Just a few months ago, we wrote about the next phase of the United States Extractives Industry Transparency Initiative (USEITI), one of our oldest projects with the lofty goal of educating and informing public debate around natural resources produced on public land. This week, the U.S. Department of the Interior released the first report from the United States, a major step toward becoming fully compliant with the global EITI standard. You should really stop reading this post and check it out for yourself.
This project is the culmination of hard work and years of effort across many parts of the U.S. government and collaboration among the 39 members of the USEITI multi-stakeholder group. Here at 18F, we were behind the scenes building and designing the online report — but major congratulations are due to all the parties involved in releasing this report.
What’s in the report
We’ve mentioned our work on this project a few times in the last couple months. We recapped what we learned from usability research on the first iteration of the website and covered an interesting design challenge presented by the wholly new federal production data. As part of this week’s launch, this data is now online in the form of maps and tables that you can filter and sort to get a sense of how these industries affect your state, county, or offshore area.
Visualizing data this diverse is not a simple task. Most of our datasets could be represented on a map, but some sets are more granular than others. You can see federal revenues across the country, or zoom in on a state or offshore area for a more detailed view of where money came from. From there you can filter by commodity or year. You can learn a lot by exploring the data. In some places you can watch industries grow, like oil and gas in North Dakota. You can spot major production centers like Campbell County, WY, which produced almost 35 percent of all coal in the U.S. in 2013. Nearly 88 percent of that coal was produced on federal lands, accounting for 80 percent of federal revenue from coal.
A map from the 2015 USEITI report showing federal revenue data for all locations in 2013. Explore other years and specific commodities on the site.
Other datasets in the report were not mappable: Federal revenue is also broken down by company, for example, and is shown with filterable bar charts. In order to show where those revenues go within the federal government, we used a bubble graph to show the relative size of each disbursement with a table explaining the breakdown in more detail.
Another component of the USEITI initiative we haven’t covered before is how it all works. The 2015 report contains a detailed account of how companies secure rights to use federal land for natural resource extraction. It generally follows five steps: plan, lease, explore, develop, and decommission. For each type of industry, there’s a detailed account of how government, industry, and other parties work together through these five steps. For oil and gas, those steps are slightly different depending on whether the work is happening onshore or offshore. Check out the “how it works” page for more information about other industries.
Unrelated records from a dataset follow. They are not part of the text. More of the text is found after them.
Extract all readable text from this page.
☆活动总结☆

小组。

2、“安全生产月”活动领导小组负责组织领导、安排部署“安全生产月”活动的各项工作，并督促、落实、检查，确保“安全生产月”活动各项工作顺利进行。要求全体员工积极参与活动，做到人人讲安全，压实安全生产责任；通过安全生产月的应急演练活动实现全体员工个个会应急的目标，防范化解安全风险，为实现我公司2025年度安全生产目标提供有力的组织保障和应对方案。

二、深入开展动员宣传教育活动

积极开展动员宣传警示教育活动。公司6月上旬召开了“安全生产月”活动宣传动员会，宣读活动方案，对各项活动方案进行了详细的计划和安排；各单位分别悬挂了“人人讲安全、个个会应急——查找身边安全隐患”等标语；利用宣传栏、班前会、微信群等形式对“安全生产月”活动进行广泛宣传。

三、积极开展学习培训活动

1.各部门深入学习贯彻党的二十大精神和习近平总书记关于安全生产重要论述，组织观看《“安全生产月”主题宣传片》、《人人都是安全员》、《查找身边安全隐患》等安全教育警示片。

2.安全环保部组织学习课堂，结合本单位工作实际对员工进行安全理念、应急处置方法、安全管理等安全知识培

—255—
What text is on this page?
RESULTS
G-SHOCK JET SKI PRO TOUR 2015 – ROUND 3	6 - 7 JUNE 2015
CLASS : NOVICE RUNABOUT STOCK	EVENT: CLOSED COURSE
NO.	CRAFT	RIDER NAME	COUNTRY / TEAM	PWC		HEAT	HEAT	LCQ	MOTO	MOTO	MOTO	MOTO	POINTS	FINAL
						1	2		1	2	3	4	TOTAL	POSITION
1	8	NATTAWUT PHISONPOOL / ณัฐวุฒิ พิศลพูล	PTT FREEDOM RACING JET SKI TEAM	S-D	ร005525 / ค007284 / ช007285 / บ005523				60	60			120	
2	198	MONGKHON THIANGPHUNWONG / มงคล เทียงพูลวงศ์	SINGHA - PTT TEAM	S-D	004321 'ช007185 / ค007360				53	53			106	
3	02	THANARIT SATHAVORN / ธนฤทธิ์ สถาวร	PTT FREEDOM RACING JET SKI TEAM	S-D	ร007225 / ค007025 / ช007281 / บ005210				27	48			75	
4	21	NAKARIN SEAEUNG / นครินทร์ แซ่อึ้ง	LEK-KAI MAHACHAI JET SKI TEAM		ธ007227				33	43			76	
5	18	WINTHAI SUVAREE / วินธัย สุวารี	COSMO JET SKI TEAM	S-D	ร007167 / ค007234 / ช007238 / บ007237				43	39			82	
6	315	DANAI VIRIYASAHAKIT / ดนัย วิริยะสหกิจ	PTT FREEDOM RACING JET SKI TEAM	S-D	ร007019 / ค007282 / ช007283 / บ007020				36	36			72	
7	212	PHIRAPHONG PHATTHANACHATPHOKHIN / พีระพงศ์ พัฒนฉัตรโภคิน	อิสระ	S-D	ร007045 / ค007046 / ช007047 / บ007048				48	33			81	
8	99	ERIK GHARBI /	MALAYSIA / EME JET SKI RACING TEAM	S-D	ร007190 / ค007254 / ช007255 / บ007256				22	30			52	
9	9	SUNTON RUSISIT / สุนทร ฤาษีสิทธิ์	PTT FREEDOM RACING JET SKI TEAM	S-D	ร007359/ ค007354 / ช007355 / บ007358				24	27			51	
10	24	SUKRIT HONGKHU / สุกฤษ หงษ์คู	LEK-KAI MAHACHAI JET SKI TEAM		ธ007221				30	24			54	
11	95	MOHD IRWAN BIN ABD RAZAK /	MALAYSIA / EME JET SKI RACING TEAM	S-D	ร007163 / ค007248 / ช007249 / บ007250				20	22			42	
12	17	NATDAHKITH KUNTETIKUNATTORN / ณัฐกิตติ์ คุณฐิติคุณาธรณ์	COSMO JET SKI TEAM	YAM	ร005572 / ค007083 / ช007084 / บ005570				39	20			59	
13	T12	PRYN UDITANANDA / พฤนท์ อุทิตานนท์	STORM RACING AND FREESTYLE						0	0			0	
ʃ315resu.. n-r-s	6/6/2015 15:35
In addition to explaining the different steps in the process in plain language, our team built a glossary that lets users look up terms like “lease condensate” and “wet gas” to learn what they mean in this context. This lets anybody, regardless of how well they already understand the industry, leave the site more informed than when they entered.
We recognise that a public understanding of government revenues and expenditure over time could help public debate and inform choice of appropriate and realistic options for sustainable development. – The EITI Principles
Informing public debate is a key goal of the global Extractives Industry Transparency Initiative. The bulk of 18F’s work in helping U.S. Interior publish the first USEITI report was about making the data easier to navigate, explore, and understand. Doing that makes information about these crucial resources and the industry around them more accessible to the public. Have a look around the site and let us know what you learn from it.